Compliance and HMRC Powers

    August 2013

    Not again. We have yet another case before the tribunal (CED Limited v HMRC TC02633) in which HMRC has imposed a penalty because payments of PAYE were not made on time due to postal delays.

    The taxpayer said that he always sent his cheque for the tax first class on the 18th of each month so that it would reach HMRC in the ordinary course of post by the 19th which was the due date. Where the 19th fell at a weekend, he made the payment so it would arrive on the Friday.

    We have been here before and know that this procedure is OK, not least because of the Interpretation Act 1978 and the recent cases of Browns CTP Ltd (TC02244) and Trustee of de Britton Settlement (TC02524). However, HMRC still pursued this penalty to the tribunal. Its argument was that the taxpayer must be “mistaken” because HMRC did not process the cheques until after the due date so obviously they could not have been received by the due date.

    This seems to be the wrong argument in any event. The issue was not whether the payments were late, but whether, if they were late, the taxpayer had a reasonable excuse for the late payment. In this case, HMRC could not prove that the payments were late anyway, but even if it had, the taxpayer had a reasonable excuse by posting the cheques at a time when he could reasonably expect them to arrive on or before the due date.

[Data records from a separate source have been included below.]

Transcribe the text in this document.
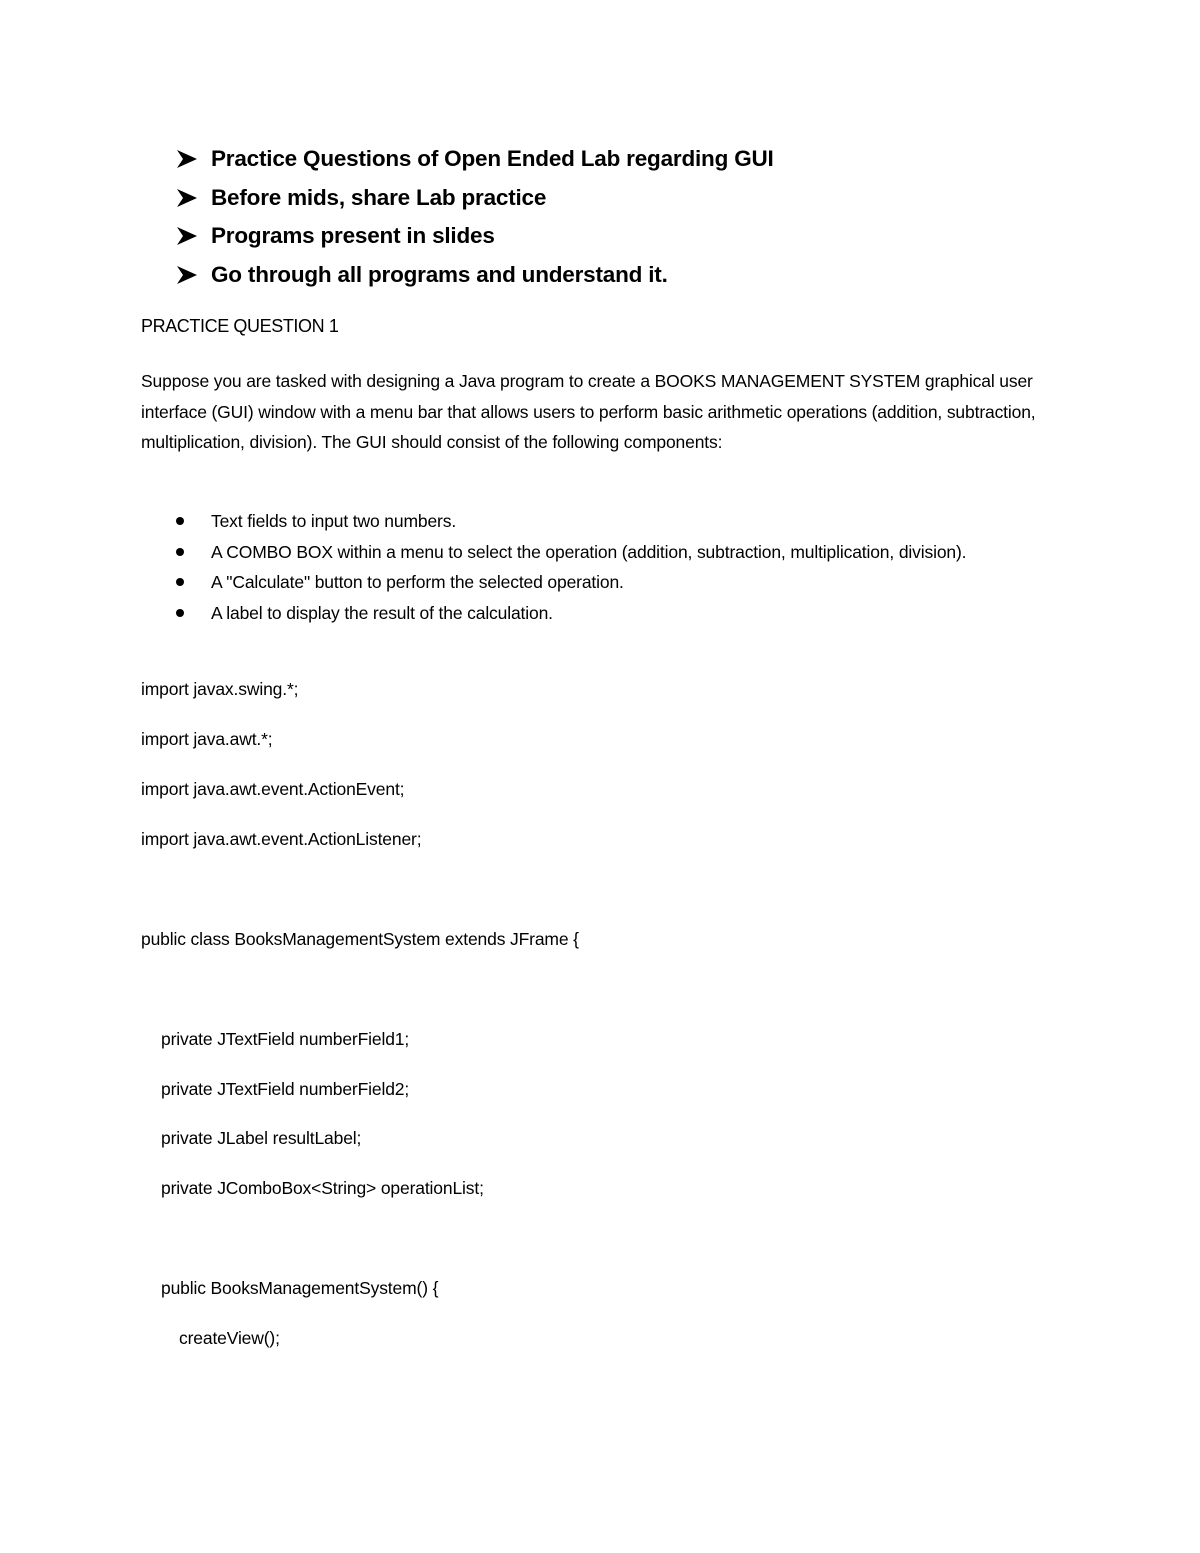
Practice Questions of Open Ended Lab regarding GUI
Before mids, share Lab practice
Programs present in slides
Go through all programs and understand it.
PRACTICE QUESTION 1

Suppose you are tasked with designing a Java program to create a BOOKS MANAGEMENT SYSTEM graphical user interface (GUI) window with a menu bar that allows users to perform basic arithmetic operations (addition, subtraction, multiplication, division). The GUI should consist of the following components:

Text fields to input two numbers.
A COMBO BOX within a menu to select the operation (addition, subtraction, multiplication, division).
A "Calculate" button to perform the selected operation.
A label to display the result of the calculation.
import javax.swing.*;
import java.awt.*;
import java.awt.event.ActionEvent;
import java.awt.event.ActionListener;
public class BooksManagementSystem extends JFrame {
private JTextField numberField1;
private JTextField numberField2;
private JLabel resultLabel;
private JComboBox<String> operationList;
public BooksManagementSystem() {
createView();
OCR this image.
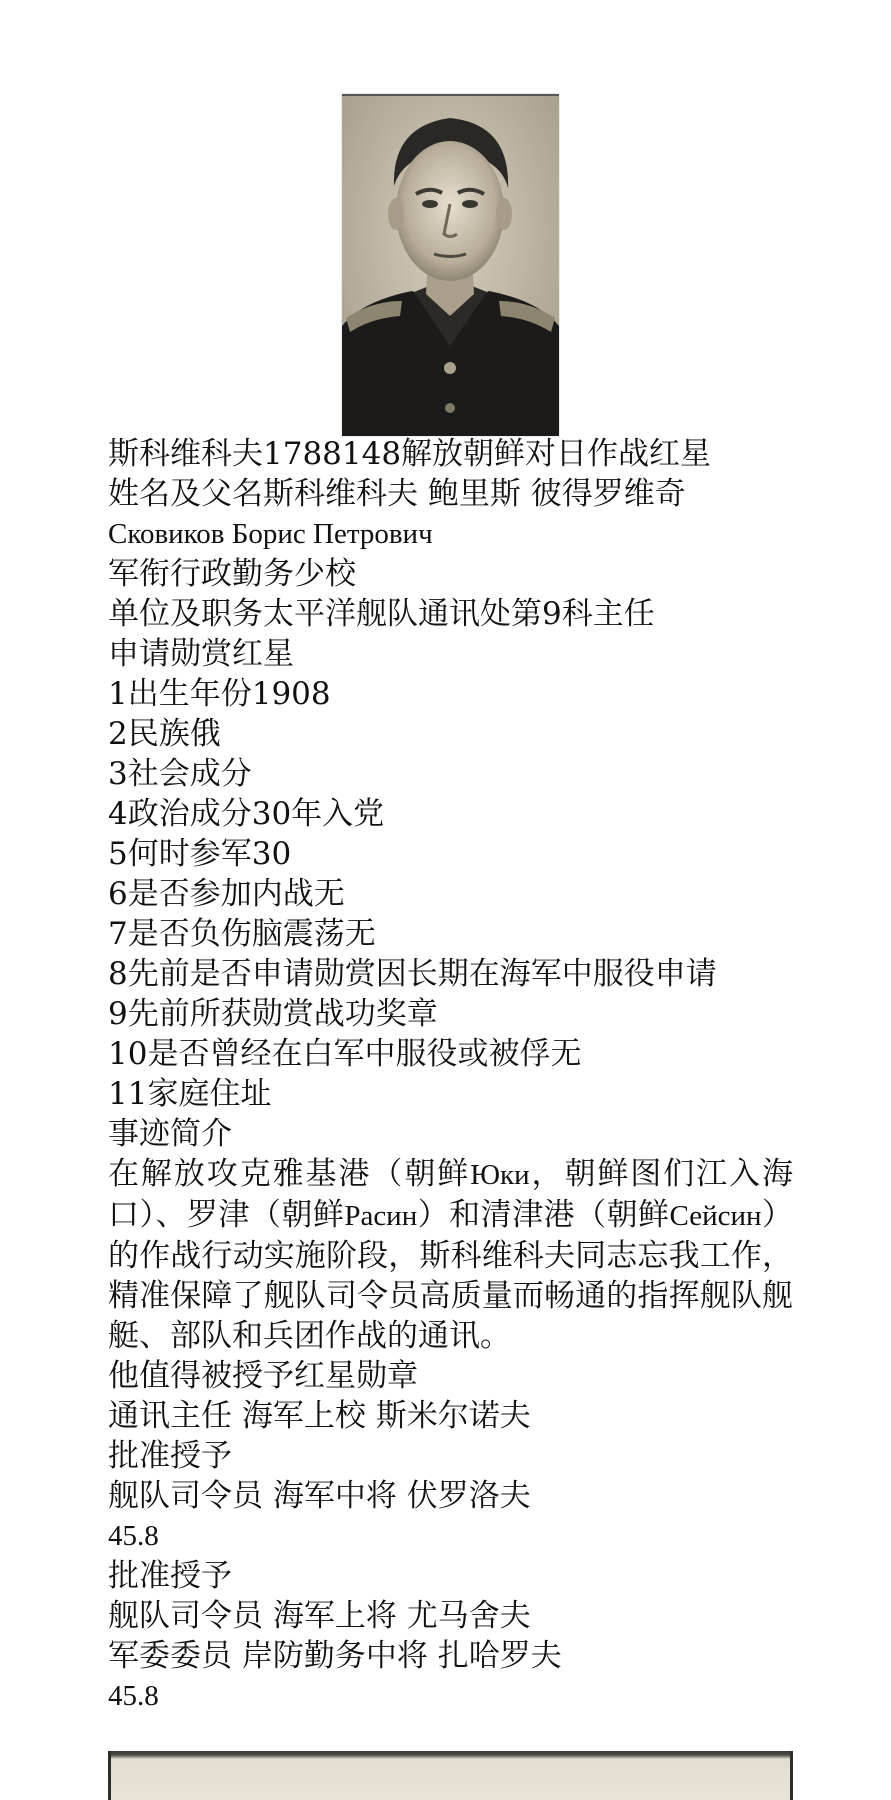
斯科维科夫1788148解放朝鲜对日作战红星
姓名及父名斯科维科夫 鲍里斯 彼得罗维奇
Сковиков Борис Петрович
军衔行政勤务少校
单位及职务太平洋舰队通讯处第9科主任
申请勋赏红星
1出生年份1908
2民族俄
3社会成分
4政治成分30年入党
5何时参军30
6是否参加内战无
7是否负伤脑震荡无
8先前是否申请勋赏因长期在海军中服役申请
9先前所获勋赏战功奖章
10是否曾经在白军中服役或被俘无
11家庭住址
事迹简介
在解放攻克雅基港（朝鲜Юки，朝鲜图们江入海口）、罗津（朝鲜Расин）和清津港（朝鲜Сейсин）的作战行动实施阶段，斯科维科夫同志忘我工作，精准保障了舰队司令员高质量而畅通的指挥舰队舰艇、部队和兵团作战的通讯。
他值得被授予红星勋章
通讯主任 海军上校 斯米尔诺夫
批准授予
舰队司令员 海军中将 伏罗洛夫
45.8
批准授予
舰队司令员 海军上将 尤马舍夫
军委委员 岸防勤务中将 扎哈罗夫
45.8
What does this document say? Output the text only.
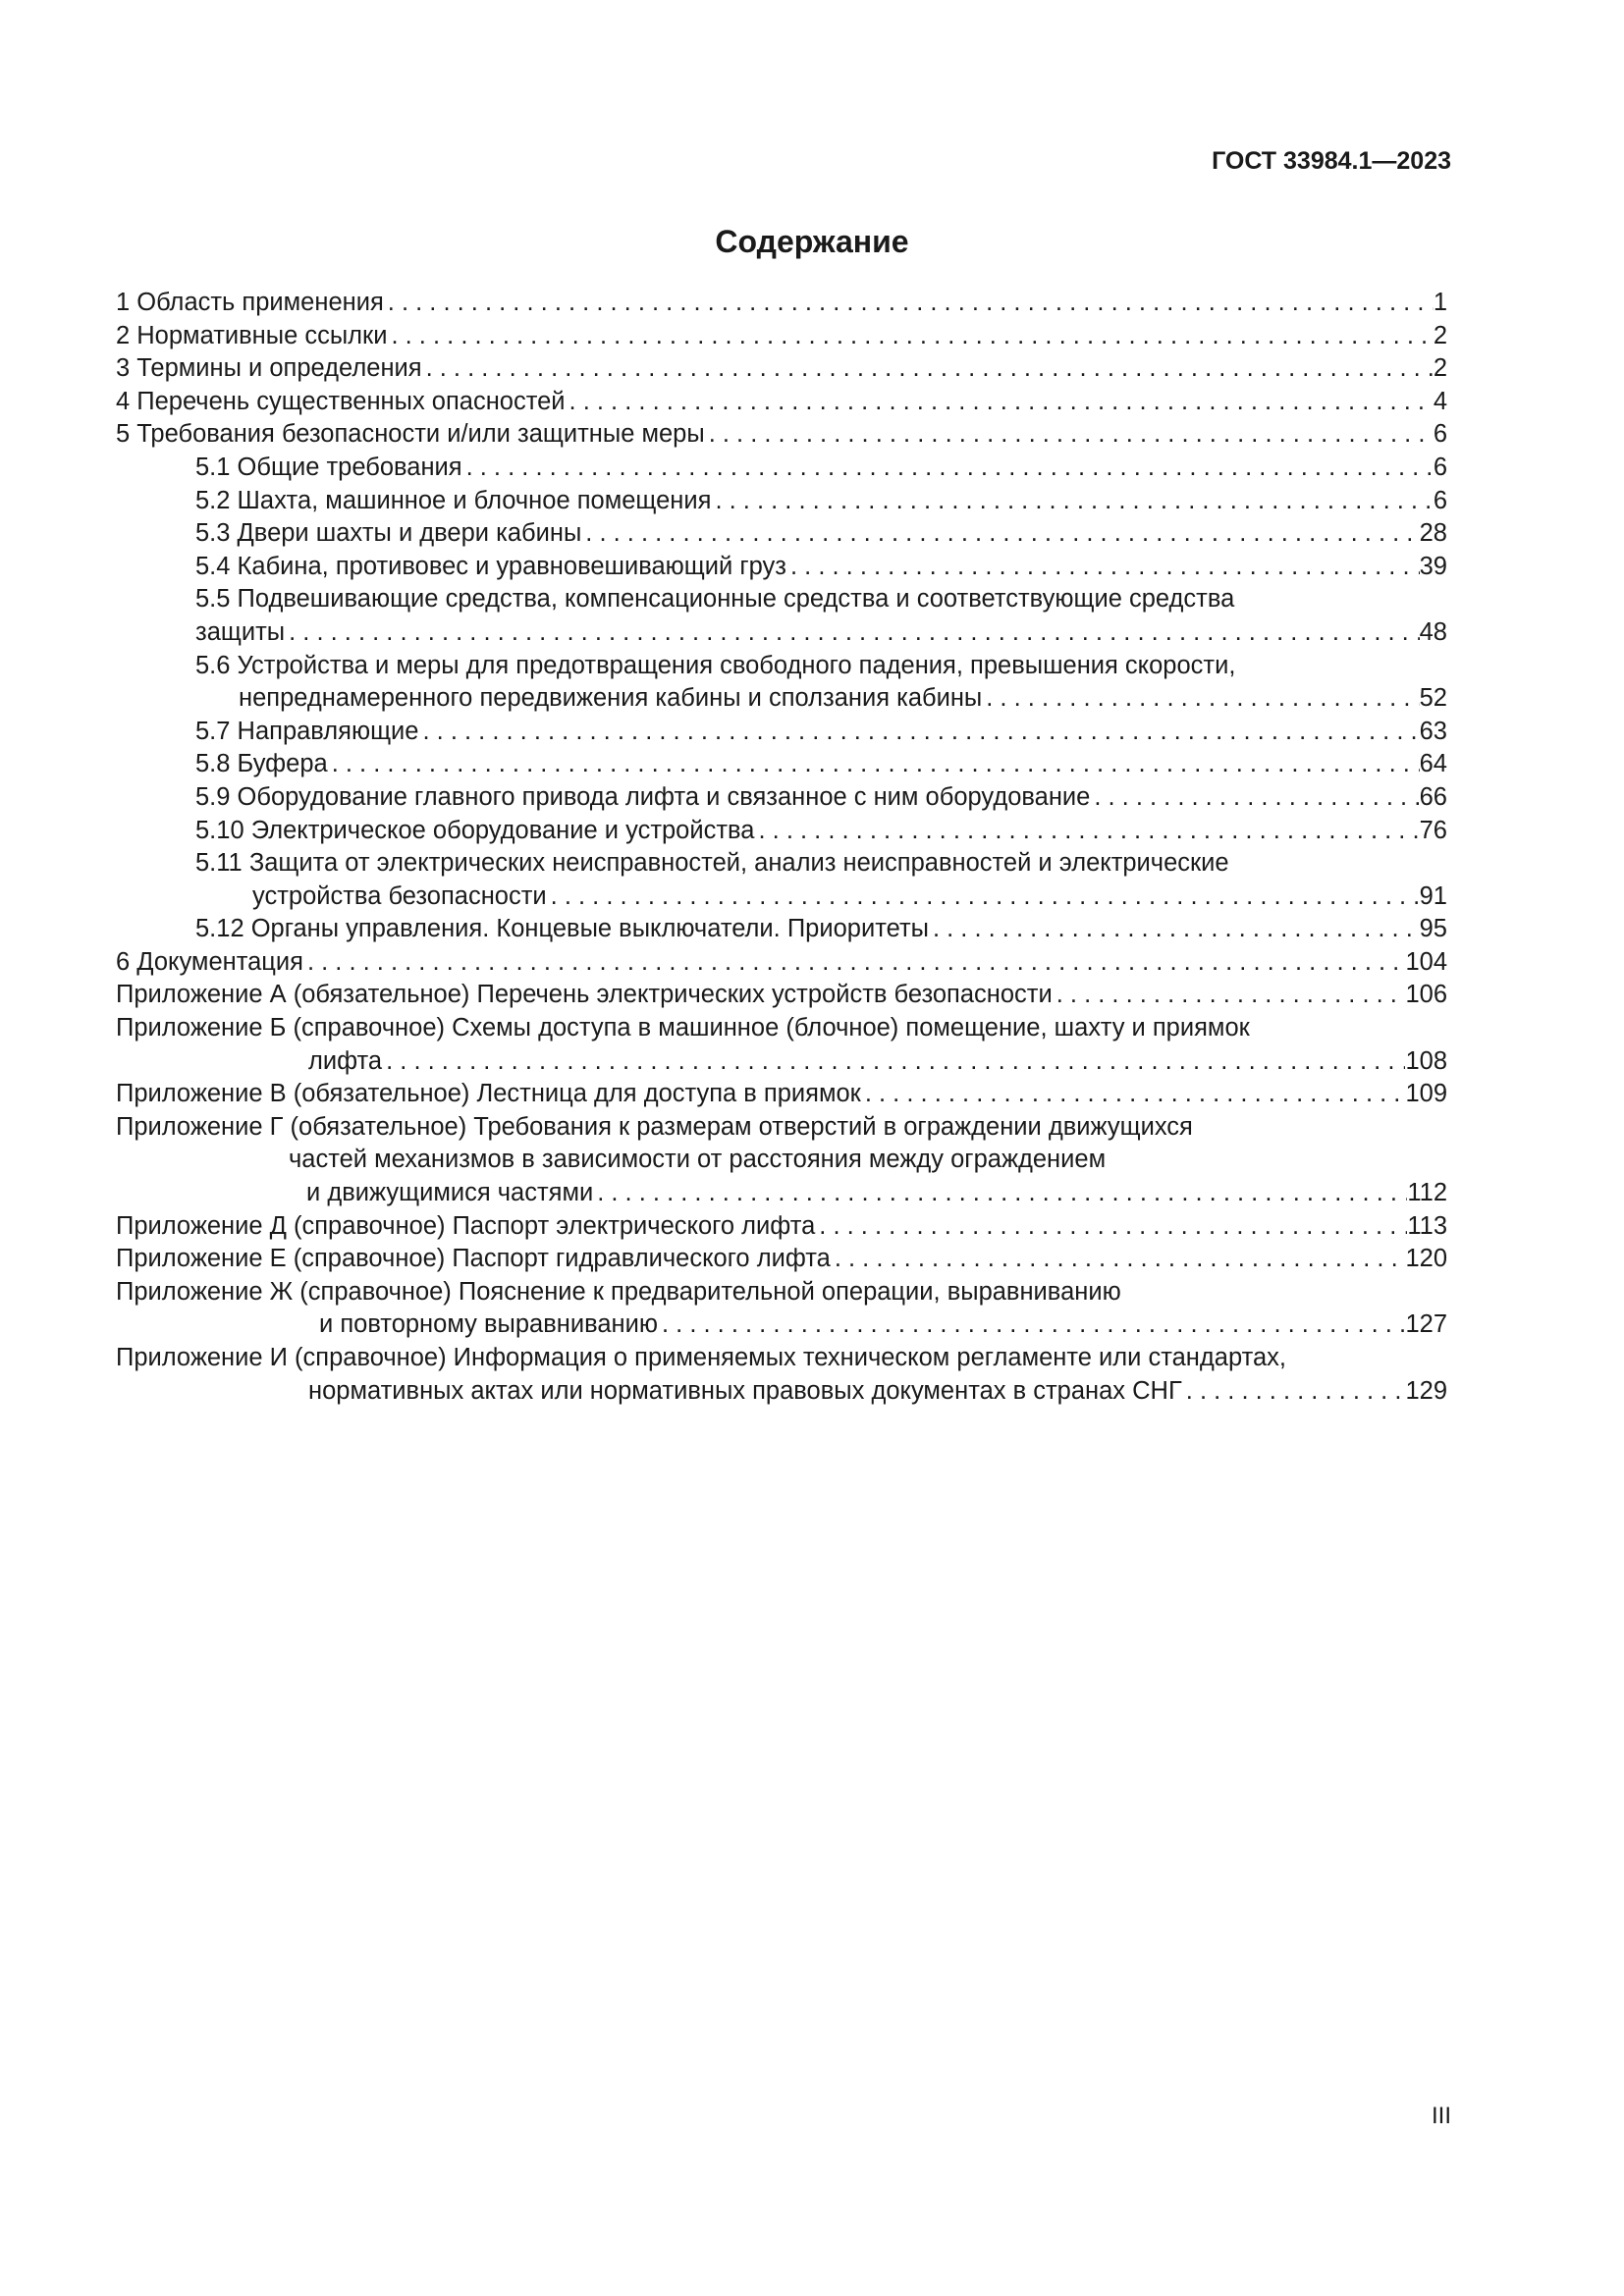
ГОСТ 33984.1—2023
Содержание
1 Область применения . . .	1
2 Нормативные ссылки . . .	2
3 Термины и определения . . .	2
4 Перечень существенных опасностей . . .	4
5 Требования безопасности и/или защитные меры . . .	6
5.1 Общие требования . . .	6
5.2 Шахта, машинное и блочное помещения . . .	6
5.3 Двери шахты и двери кабины . . .	28
5.4 Кабина, противовес и уравновешивающий груз . . .	39
5.5 Подвешивающие средства, компенсационные средства и соответствующие средства
защиты . . .	48
5.6 Устройства и меры для предотвращения свободного падения, превышения скорости,
непреднамеренного передвижения кабины и сползания кабины . . .	52
5.7 Направляющие . . .	63
5.8 Буфера . . .	64
5.9 Оборудование главного привода лифта и связанное с ним оборудование . . .	66
5.10 Электрическое оборудование и устройства . . .	76
5.11 Защита от электрических неисправностей, анализ неисправностей и электрические
устройства безопасности . . .	91
5.12 Органы управления. Концевые выключатели. Приоритеты . . .	95
6 Документация . . .	104
Приложение А (обязательное) Перечень электрических устройств безопасности . . .	106
Приложение Б (справочное) Схемы доступа в машинное (блочное) помещение, шахту и приямок
лифта . . .	108
Приложение В (обязательное) Лестница для доступа в приямок . . .	109
Приложение Г (обязательное) Требования к размерам отверстий в ограждении движущихся
частей механизмов в зависимости от расстояния между ограждением
и движущимися частями . . .	112
Приложение Д (справочное) Паспорт электрического лифта . . .	113
Приложение Е (справочное) Паспорт гидравлического лифта . . .	120
Приложение Ж (справочное) Пояснение к предварительной операции, выравниванию
и повторному выравниванию . . .	127
Приложение И (справочное) Информация о применяемых техническом регламенте или стандартах,
нормативных актах или нормативных правовых документах в странах СНГ . . .	129
III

    The tribunal did not think much of this argument and set aside the penalty. The judges said: “We were invited by HMRC’s representative to read the expression ‘Processing Date’ as if it had said ‘Date of Receipt’ because HMRC’s normal procedure is to present cheques on the date of receipt. We cannot accept that. There is no evidence to support it.”

    HMRC acknowledged that the onus was on it to prove that the taxpayer had not sent the cheques as he claimed, and under the circumstances it is extraordinary that the matter ever got to the tribunal. The only explanation can be that HMRC did not believe the taxpayer and wanted his evidence tested under oath. But I thought the Taxpayers’ Charter required HMRC to treat the taxpayer as honest (unless it had some reason to believe otherwise). There was clearly no reason to believe that the taxpayer was not telling the truth – but even if HMRC did entertain some doubts, it could have asked him to submit an affidavit confirming his evidence. That would have been a bit rude – but it surely would have been conclusive and could have saved the enormous waste of time and money which was inevitably involved with the tribunal hearing.

    Given the rather unnecessarily aggressive approach of HMRC to postal delays, it would seem to be a sensible precaution to obtain a certificate of posting or to send the payment by recorded delivery. That is a bit tedious, but it would put the matter beyond doubt and possibly avoid a whole load of aggravation with HMRC.